Given $A\in M_{n,n}(\mathbb{R})$ and $\lambda$ an eigenvalue, a generalized eigenvector of rank $i$ is defined as $v \in ker(A-\lambda E)^i\setminus ker(A-\lambda E)^{i-1}$.
Why does such vector exist? Why is it that $\{ 0 \} \subset \ldots \subset ker(A-\lambda E)^{i-1}\subset ker(A-\lambda E)^i\subset \ldots \subset \mathbb{R}^n $?

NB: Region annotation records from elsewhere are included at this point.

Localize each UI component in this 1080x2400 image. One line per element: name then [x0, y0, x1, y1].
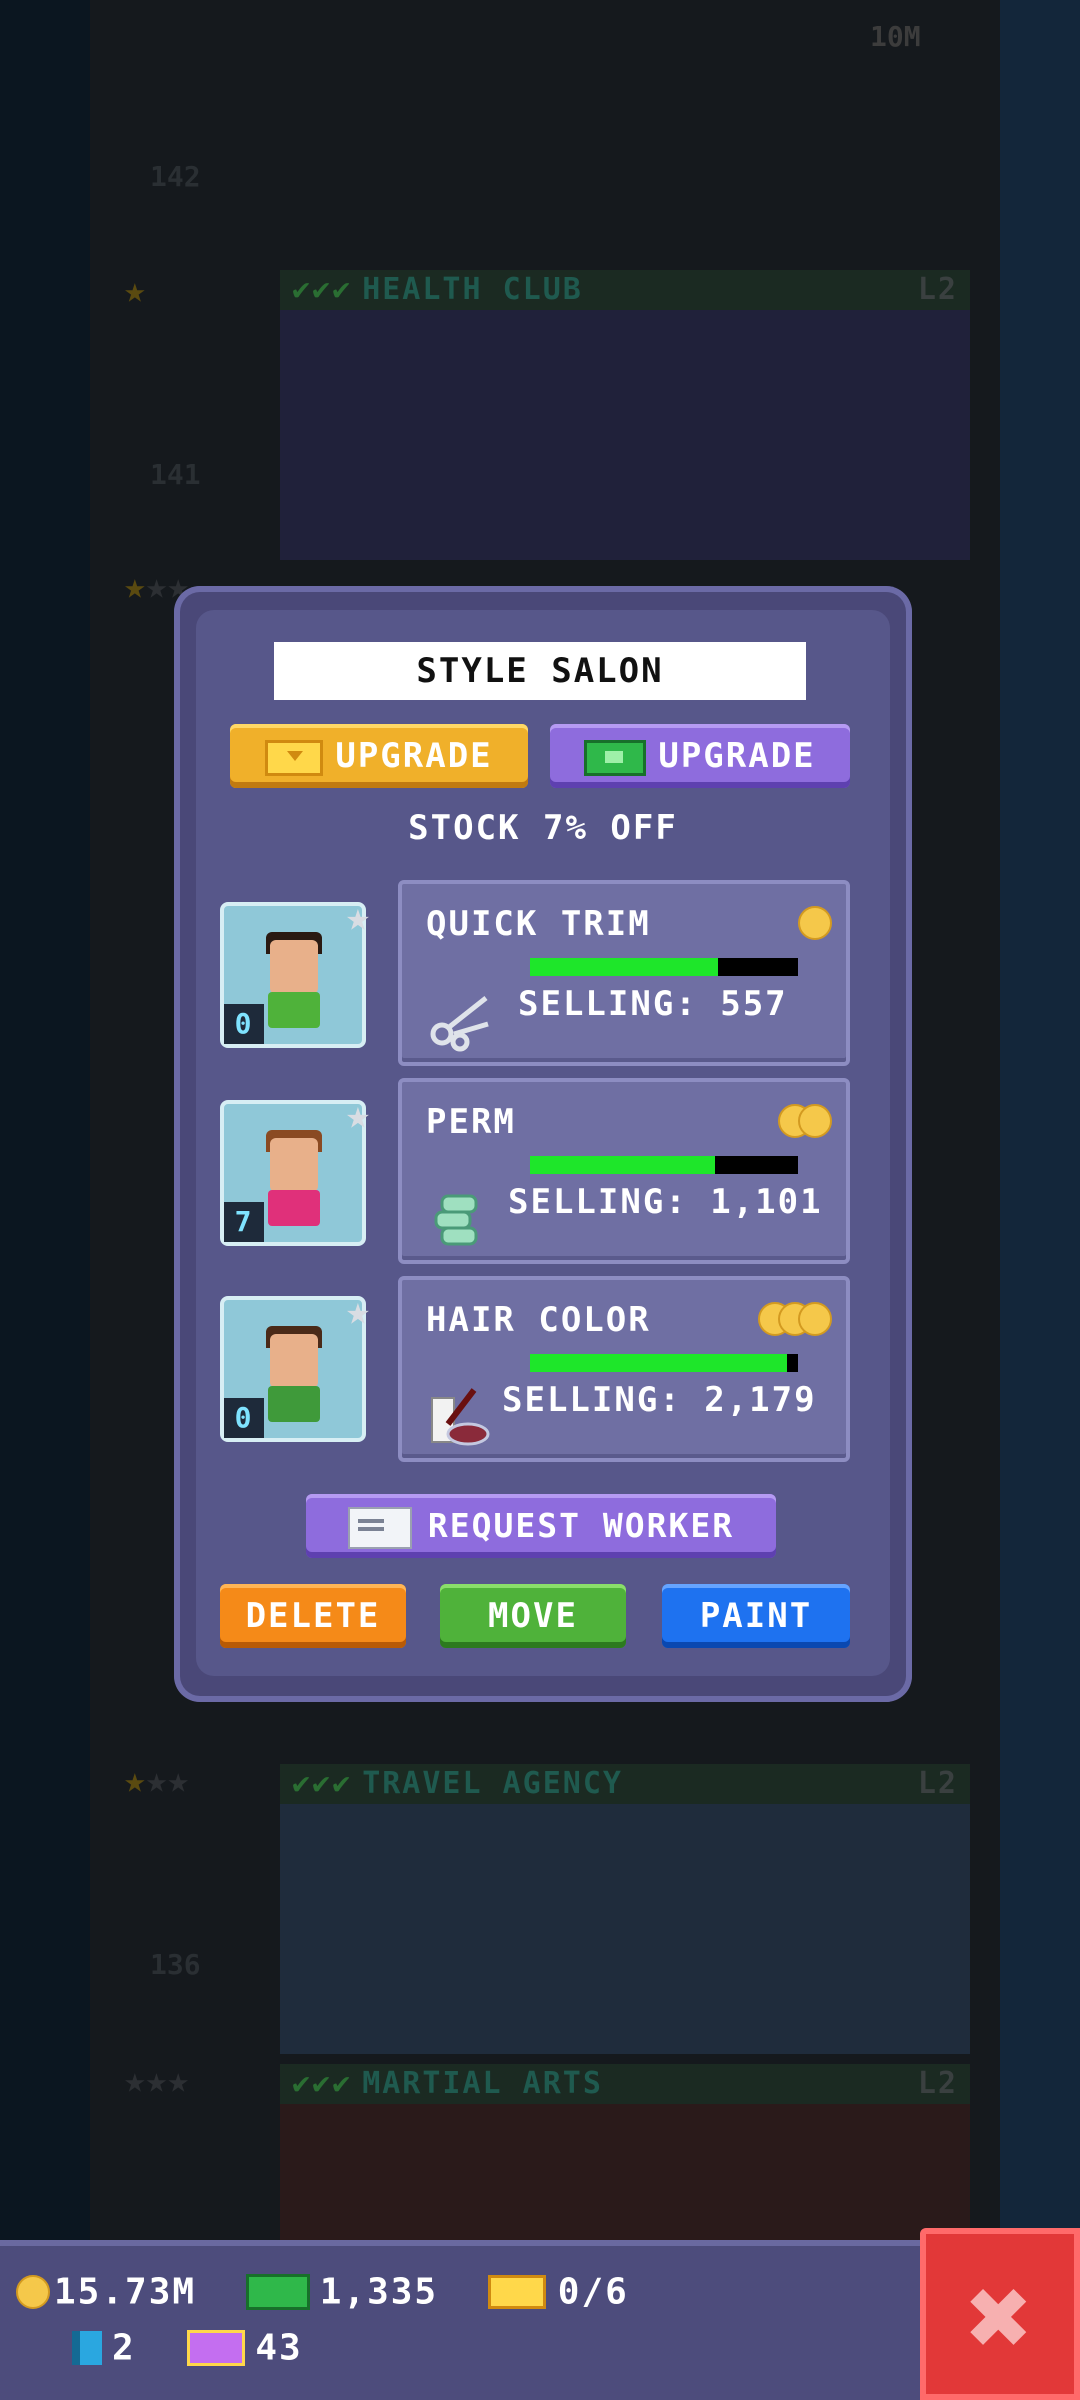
product-coins [778, 1104, 832, 1142]
cash-icon [584, 739, 647, 776]
gem-icon [72, 2331, 102, 2365]
floor-level: L2 [917, 272, 958, 307]
product-slot-quick-trim[interactable]: QUICK TRIM SELLING: 557 [398, 880, 850, 1066]
upgrade-cash-button[interactable]: UPGRADE [550, 724, 850, 788]
product-selling: SELLING: 557 [518, 984, 788, 1024]
stock-bar-fill [530, 1354, 788, 1372]
floor-name: MARTIAL ARTS [362, 2066, 603, 2101]
product-slot-hair-color[interactable]: HAIR COLOR SELLING: 2,179 [398, 1276, 850, 1462]
coin-icon [16, 2275, 50, 2309]
worker-dream-level: 0 [224, 1398, 264, 1438]
star-icon: ★ [345, 894, 370, 940]
request-worker-label: REQUEST WORKER [427, 1506, 735, 1545]
ticket-icon [187, 2330, 246, 2366]
product-coins [758, 1302, 832, 1340]
top-floor-price: 10M [870, 20, 921, 53]
product-selling: SELLING: 2,179 [502, 1380, 817, 1420]
worker-slot[interactable]: ★ 0 [220, 1288, 370, 1442]
cash-value: 1,335 [319, 2271, 439, 2313]
scissors-icon [430, 996, 489, 1052]
mail-icon [347, 1506, 412, 1549]
stock-bar-fill [530, 1156, 715, 1174]
product-name: HAIR COLOR [426, 1300, 651, 1340]
upgrade-bux-button[interactable]: UPGRADE [230, 724, 528, 788]
product-name: QUICK TRIM [426, 904, 651, 944]
floor-header: ✔✔✔ HEALTH CLUB L2 [280, 270, 970, 310]
close-button[interactable]: ✖ [920, 2228, 1080, 2400]
floor-stars: ★★★ [124, 2060, 190, 2101]
request-worker-button[interactable]: REQUEST WORKER [306, 1494, 776, 1558]
tower-bux-icon [265, 739, 324, 776]
stock-bar [530, 958, 798, 976]
worker-slot[interactable]: ★ 7 [220, 1092, 370, 1246]
tickets-value: 43 [255, 2327, 303, 2369]
hair-dye-icon [431, 1388, 490, 1446]
product-slot-perm[interactable]: PERM SELLING: 1,101 [398, 1078, 850, 1264]
floor-checks: ✔✔✔ [292, 2066, 353, 2101]
worker-shirt [268, 992, 320, 1028]
floor-level: L2 [917, 1766, 958, 1801]
stock-discount-text: STOCK 7% OFF [408, 808, 678, 848]
floor-checks: ✔✔✔ [292, 272, 353, 307]
floor-number: 136 [150, 1948, 201, 1981]
dialog-title: STYLE SALON [274, 642, 806, 700]
stock-bar [530, 1354, 798, 1372]
gems-value: 2 [112, 2327, 136, 2369]
floor-level: L2 [917, 2066, 958, 2101]
floor-number: 142 [150, 160, 201, 193]
curlers-icon [434, 1194, 478, 1246]
star-icon: ★ [345, 1288, 370, 1334]
worker-slot[interactable]: ★ 0 [220, 894, 370, 1048]
move-button[interactable]: MOVE [440, 1584, 626, 1648]
floor-name: TRAVEL AGENCY [362, 1766, 623, 1801]
close-icon: ✖ [966, 2253, 1034, 2381]
upgrade-bux-label: UPGRADE [335, 736, 493, 776]
tower-bux-icon [487, 2275, 546, 2309]
coin-icon [798, 1302, 832, 1336]
worker-avatar [270, 1138, 318, 1192]
coin-icon [798, 1104, 832, 1138]
paint-button[interactable]: PAINT [662, 1584, 850, 1648]
coins-value: 15.73M [54, 2271, 197, 2313]
stock-bar-fill [530, 958, 718, 976]
hud-currency-row: 15.73M 1,335 0/6 [16, 2270, 629, 2313]
worker-dream-level: 0 [224, 1004, 264, 1044]
sky-background-right [1000, 0, 1080, 2240]
floor-room [280, 310, 970, 560]
delete-button[interactable]: DELETE [220, 1584, 406, 1648]
bux-value: 0/6 [557, 2271, 629, 2313]
floor-stars: ★★★ [124, 1760, 190, 1801]
floor-room [280, 1804, 970, 2054]
worker-dream-level: 7 [224, 1202, 264, 1242]
product-selling: SELLING: 1,101 [508, 1182, 823, 1222]
worker-shirt [268, 1386, 320, 1422]
star-icon: ★ [345, 1092, 370, 1138]
worker-avatar [270, 940, 318, 994]
worker-avatar [270, 1334, 318, 1388]
product-name: PERM [426, 1102, 516, 1142]
stock-bar [530, 1156, 798, 1174]
hud-secondary-row: 2 43 [16, 2326, 303, 2369]
floor-name: HEALTH CLUB [362, 272, 583, 307]
worker-shirt [268, 1190, 320, 1226]
cash-icon [245, 2274, 310, 2310]
floor-checks: ✔✔✔ [292, 1766, 353, 1801]
floor-room [280, 2104, 970, 2240]
upgrade-cash-label: UPGRADE [658, 736, 816, 776]
floor-stars: ★ [124, 270, 146, 311]
product-coins [798, 906, 832, 944]
floor-header: ✔✔✔ TRAVEL AGENCY L2 [280, 1764, 970, 1804]
floor-number: 141 [150, 458, 201, 491]
floor-header: ✔✔✔ MARTIAL ARTS L2 [280, 2064, 970, 2104]
bottom-hud: 15.73M 1,335 0/6 2 43 [0, 2240, 1080, 2400]
coin-icon [798, 906, 832, 940]
sky-background-left [0, 0, 90, 2240]
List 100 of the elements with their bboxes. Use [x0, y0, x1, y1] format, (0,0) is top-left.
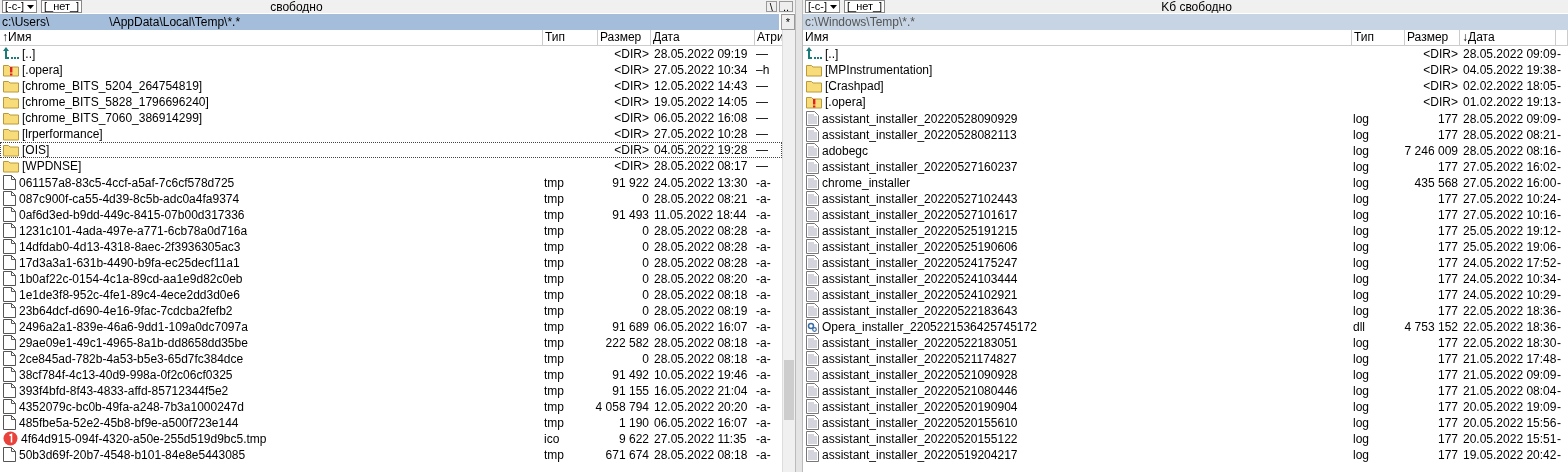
- file-row[interactable]: assistant_installer_20220527102443 log 177 27.05.2022 10:24-: [803, 190, 1568, 206]
- file-row[interactable]: 38cf784f-4c13-40d9-998a-0f2c06cf0325 tmp 91 492 10.05.2022 19:46 -a-: [0, 366, 782, 382]
- file-type: log: [1353, 191, 1369, 206]
- file-attributes: -a-: [756, 175, 771, 190]
- file-row[interactable]: [OIS] <DIR> 04.05.2022 19:28 —: [0, 142, 782, 158]
- toolbar-button[interactable]: \: [765, 1, 777, 12]
- file-date: 28.05.2022 08:18: [654, 447, 748, 462]
- file-attributes: -a-: [756, 191, 771, 206]
- file-row[interactable]: chrome_installer log 435 568 27.05.2022 16:00-: [803, 174, 1568, 190]
- column-header[interactable]: Имя: [803, 30, 1352, 45]
- file-row[interactable]: 2496a2a1-839e-46a6-9dd1-109a0dc7097a tmp 91 689 06.05.2022 16:07 -a-: [0, 318, 782, 334]
- column-header[interactable]: Дата: [651, 30, 755, 45]
- file-attributes: -: [1557, 447, 1561, 462]
- file-row[interactable]: [.opera] <DIR> 01.02.2022 19:13-: [803, 94, 1568, 110]
- file-name: assistant_installer_20220528090929: [822, 111, 1018, 126]
- toolbar-button[interactable]: ..: [778, 1, 793, 12]
- file-row[interactable]: 485fbe5a-52e2-45b8-bf9e-a500f723e144 tmp 1 190 06.05.2022 16:07 -a-: [0, 414, 782, 430]
- file-row[interactable]: assistant_installer_20220522183051 log 177 22.05.2022 18:30-: [803, 334, 1568, 350]
- file-row[interactable]: 393f4bfd-8f43-4833-affd-85712344f5e2 tmp 91 155 16.05.2022 21:04 -a-: [0, 382, 782, 398]
- file-row[interactable]: assistant_installer_20220521174827 log 177 21.05.2022 17:48-: [803, 350, 1568, 366]
- drive-dropdown[interactable]: [-c-]: [2, 0, 37, 13]
- file-row[interactable]: [..] <DIR> 28.05.2022 09:19 —: [0, 46, 782, 62]
- file-name: assistant_installer_20220519204217: [822, 447, 1018, 462]
- file-name: 1e1de3f8-952c-4fe1-89c4-4ece2dd3d0e6: [19, 287, 240, 302]
- file-row[interactable]: [WPDNSE] <DIR> 28.05.2022 08:17 —: [0, 158, 782, 174]
- file-row[interactable]: [.opera] <DIR> 27.05.2022 10:34 –h: [0, 62, 782, 78]
- file-row[interactable]: [MPInstrumentation] <DIR> 04.05.2022 19:38-: [803, 62, 1568, 78]
- text-file-icon: [806, 431, 819, 446]
- file-icon: [3, 399, 16, 414]
- file-row[interactable]: 14dfdab0-4d13-4318-8aec-2f3936305ac3 tmp 0 28.05.2022 08:28 -a-: [0, 238, 782, 254]
- caret-icon: [26, 4, 34, 9]
- file-row[interactable]: assistant_installer_20220520155122 log 177 20.05.2022 15:51-: [803, 430, 1568, 446]
- column-header[interactable]: ↓Дата: [1460, 30, 1556, 45]
- file-row[interactable]: assistant_installer_20220520155610 log 177 20.05.2022 15:56-: [803, 414, 1568, 430]
- file-row[interactable]: 087c900f-ca55-4d39-8c5b-adc0a4fa9374 tmp 0 28.05.2022 08:21 -a-: [0, 190, 782, 206]
- file-row[interactable]: 2ce845ad-782b-4a53-b5e3-65d7fc384dce tmp 0 28.05.2022 08:18 -a-: [0, 350, 782, 366]
- file-row[interactable]: assistant_installer_20220527101617 log 177 27.05.2022 10:16-: [803, 206, 1568, 222]
- file-attributes: -: [1557, 159, 1561, 174]
- file-row[interactable]: 29ae09e1-49c1-4965-8a1b-dd8658dd35be tmp 222 582 28.05.2022 08:18 -a-: [0, 334, 782, 350]
- file-row[interactable]: 1231c101-4ada-497e-a771-6cb78a0d716a tmp 0 28.05.2022 08:28 -a-: [0, 222, 782, 238]
- file-date: 27.05.2022 10:34: [654, 63, 748, 77]
- file-row[interactable]: 1e1de3f8-952c-4fe1-89c4-4ece2dd3d0e6 tmp 0 28.05.2022 08:18 -a-: [0, 286, 782, 302]
- file-row[interactable]: assistant_installer_20220524102921 log 177 24.05.2022 10:29-: [803, 286, 1568, 302]
- panel-splitter[interactable]: [795, 0, 803, 472]
- file-row[interactable]: [..] <DIR> 28.05.2022 09:09-: [803, 46, 1568, 62]
- drive-dropdown[interactable]: [-c-]: [805, 0, 840, 13]
- file-row[interactable]: Opera_installer_2205221536425745172 dll 4 753 152 22.05.2022 18:36-: [803, 318, 1568, 334]
- file-row[interactable]: 4f64d915-094f-4320-a50e-255d519d9bc5.tmp ico 9 622 27.05.2022 11:35 -a-: [0, 430, 782, 446]
- file-row[interactable]: 17d3a3a1-631b-4490-b9fa-ec25decf11a1 tmp 0 28.05.2022 08:28 -a-: [0, 254, 782, 270]
- filter-button[interactable]: *: [781, 14, 795, 30]
- file-row[interactable]: assistant_installer_20220521080446 log 177 21.05.2022 08:04-: [803, 382, 1568, 398]
- file-row[interactable]: assistant_installer_20220525190606 log 177 25.05.2022 19:06-: [803, 238, 1568, 254]
- file-row[interactable]: assistant_installer_20220521090928 log 177 21.05.2022 09:09-: [803, 366, 1568, 382]
- file-date: 21.05.2022 17:48: [1463, 351, 1557, 366]
- file-row[interactable]: assistant_installer_20220522183643 log 177 22.05.2022 18:36-: [803, 302, 1568, 318]
- file-attributes: -a-: [756, 447, 771, 462]
- file-attributes: —: [756, 95, 768, 109]
- file-type: tmp: [544, 191, 564, 206]
- file-icon: [3, 255, 16, 270]
- file-type: log: [1353, 143, 1369, 158]
- file-size: <DIR>: [1423, 79, 1458, 93]
- column-header[interactable]: Тип: [543, 30, 598, 45]
- file-row[interactable]: [Crashpad] <DIR> 02.02.2022 18:05-: [803, 78, 1568, 94]
- file-date: 19.05.2022 20:42: [1463, 447, 1557, 462]
- text-file-icon: [806, 399, 819, 414]
- file-row[interactable]: assistant_installer_20220524175247 log 177 24.05.2022 17:52-: [803, 254, 1568, 270]
- file-row[interactable]: 061157a8-83c5-4ccf-a5af-7c6cf578d725 tmp 91 922 24.05.2022 13:30 -a-: [0, 174, 782, 190]
- file-size: 177: [1437, 287, 1458, 302]
- file-row[interactable]: assistant_installer_20220525191215 log 177 25.05.2022 19:12-: [803, 222, 1568, 238]
- file-name: [..]: [825, 47, 839, 61]
- file-row[interactable]: adobegc log 7 246 009 28.05.2022 08:16-: [803, 142, 1568, 158]
- file-row[interactable]: assistant_installer_20220528082113 log 177 28.05.2022 08:21-: [803, 126, 1568, 142]
- file-row[interactable]: assistant_installer_20220524103444 log 177 24.05.2022 10:34-: [803, 270, 1568, 286]
- file-row[interactable]: assistant_installer_20220528090929 log 177 28.05.2022 09:09-: [803, 110, 1568, 126]
- file-row[interactable]: 23b64dcf-d690-4e16-9fac-7cdcba2fefb2 tmp 0 28.05.2022 08:19 -a-: [0, 302, 782, 318]
- column-header[interactable]: Размер: [598, 30, 651, 45]
- file-name: [lrperformance]: [22, 127, 103, 141]
- file-row[interactable]: 0af6d3ed-b9dd-449c-8415-07b00d317336 tmp 91 493 11.05.2022 18:44 -a-: [0, 206, 782, 222]
- file-row[interactable]: [lrperformance] <DIR> 27.05.2022 10:28 —: [0, 126, 782, 142]
- column-header[interactable]: Размер: [1405, 30, 1460, 45]
- file-row[interactable]: assistant_installer_20220527160237 log 177 27.05.2022 16:02-: [803, 158, 1568, 174]
- file-row[interactable]: 50b3d69f-20b7-4548-b101-84e8e5443085 tmp 671 674 28.05.2022 08:18 -a-: [0, 446, 782, 462]
- file-row[interactable]: 1b0af22c-0154-4c1a-89cd-aa1e9d82c0eb tmp 0 28.05.2022 08:20 -a-: [0, 270, 782, 286]
- file-row[interactable]: assistant_installer_20220519204217 log 177 19.05.2022 20:42-: [803, 446, 1568, 462]
- column-header[interactable]: ↑Имя: [0, 30, 543, 45]
- file-row[interactable]: 4352079c-bc0b-49fa-a248-7b3a1000247d tmp 4 058 794 12.05.2022 20:20 -a-: [0, 398, 782, 414]
- file-row[interactable]: [chrome_BITS_5204_264754819] <DIR> 12.05.2022 14:43 —: [0, 78, 782, 94]
- file-name: [Crashpad]: [825, 79, 884, 93]
- file-row[interactable]: [chrome_BITS_7060_386914299] <DIR> 06.05.2022 16:08 —: [0, 110, 782, 126]
- file-date: 28.05.2022 09:09: [1463, 111, 1557, 126]
- column-header[interactable]: Тип: [1352, 30, 1405, 45]
- file-name: 2496a2a1-839e-46a6-9dd1-109a0dc7097a: [19, 319, 248, 334]
- scrollbar[interactable]: [782, 30, 795, 472]
- file-attributes: —: [756, 159, 768, 173]
- file-row[interactable]: [chrome_BITS_5828_1796696240] <DIR> 19.05.2022 14:05 —: [0, 94, 782, 110]
- file-size: 177: [1437, 159, 1458, 174]
- file-row[interactable]: assistant_installer_20220520190904 log 177 20.05.2022 19:09-: [803, 398, 1568, 414]
- file-icon: [3, 415, 16, 430]
- file-icon: [3, 175, 16, 190]
- file-name: assistant_installer_20220522183051: [822, 335, 1018, 350]
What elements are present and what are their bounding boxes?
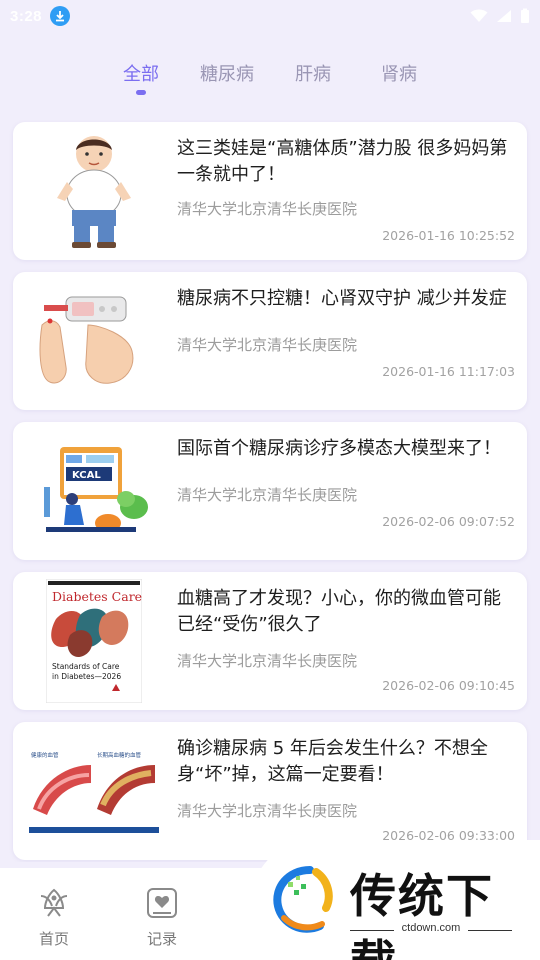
article-source: 清华大学北京清华长庚医院 [177,802,358,820]
tab-label: 肝病 [295,64,331,85]
article-time: 2026-02-06 09:10:45 [382,678,515,693]
tab-kidney-disease[interactable]: 肾病 [356,52,442,102]
article-title: 这三类娃是“高糖体质”潜力股 很多妈妈第一条就中了！ [177,138,508,185]
wifi-icon [470,9,488,22]
record-icon [147,888,177,918]
journal-cover-thumbnail: Diabetes Care Standards of Care in Diabe… [46,579,142,703]
nav-label: 首页 [38,930,69,948]
nav-label: 记录 [146,930,177,948]
status-bar: 3:28 [0,0,540,32]
article-source: 清华大学北京清华长庚医院 [177,200,358,218]
tab-liver-disease[interactable]: 肝病 [270,52,356,102]
category-tabs: 全部 糖尿病 肝病 肾病 [0,52,540,102]
article-card[interactable]: 这三类娃是“高糖体质”潜力股 很多妈妈第一条就中了！ 清华大学北京清华长庚医院 … [13,122,527,260]
article-title: 血糖高了才发现？小心，你的微血管可能已经“受伤”很久了 [177,588,501,635]
tab-active-indicator [136,90,146,95]
article-title: 国际首个糖尿病诊疗多模态大模型来了！ [177,438,501,459]
article-thumbnail [29,282,159,400]
chubby-child-illustration [57,136,131,248]
kcal-label: KCAL [72,470,101,481]
battery-icon [521,8,529,23]
article-title: 糖尿病不只控糖！心肾双守护 减少并发症 [177,288,507,309]
article-source: 清华大学北京清华长庚医院 [177,336,358,354]
article-thumbnail [29,132,159,250]
article-source: 清华大学北京清华长庚医院 [177,486,358,504]
tab-label: 全部 [123,64,159,85]
tab-label: 肾病 [381,64,417,85]
journal-subtitle-2: in Diabetes—2026 [52,672,121,681]
article-card[interactable]: 糖尿病不只控糖！心肾双守护 减少并发症 清华大学北京清华长庚医院 2026-01… [13,272,527,410]
article-title: 确诊糖尿病 5 年后会发生什么？不想全身“坏”掉，这篇一定要看！ [177,738,488,785]
article-card[interactable]: Diabetes Care Standards of Care in Diabe… [13,572,527,710]
article-time: 2026-01-16 11:17:03 [382,364,515,379]
glucose-meter-illustration [39,296,134,384]
damaged-vessel-label: 长期高血糖的血管 [97,751,142,759]
article-time: 2026-01-16 10:25:52 [382,228,515,243]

Your second question is easier, so let's start with that. Note that, by definition, $$ \ker(A - \lambda E)^k = \{x \in \Bbb R^n : (A - \lambda E)^k x = 0\}. $$ We want to see that $\ker(A - \lambda E)^{k-1} \subset \ker(A - \lambda E)^{k}$. In other words, if $(A - \lambda E)^{k-1} x = 0$, then $(A - \lambda E)^k x = 0$.
So, suppose that $x \in (A - \lambda E)^{k-1}$, which is to say that $(A - \lambda E)^{k-1} x = 0$. It follows that $$ (A - \lambda E)^k x = (A - \lambda E)[(A - \lambda E)^{k-1} x] = (A - \lambda E)\ 0 = 0. $$
As for why such vectors exist: the key is to note that if $A$ is diagonalizable, then there exists a basis of eigenvectors of $A$. In other words, the subspaces $\ker (A - \lambda E)$ (that is, the eigenspaces of $A$) have dimensions that add up to $n$.
If $A$ is not diagonalizable, then this is no longer the case. However, the Cayley-Hamilton theorem tells us that $$ (A - \lambda_1 E)^{m_1} \cdots (A - \lambda_p E)^{m_p} = 0, $$ which allows us to deduce that the generalized eigenspaces $\ker(A - \lambda E)^m$ have dimensions that add up to $n$. In other words: there must be an eigenvalue $\lambda_j$ for which $\dim \ker (A - \lambda_j E)^{m_j}$ is bigger than $\dim \ker (A - \lambda_j E)$.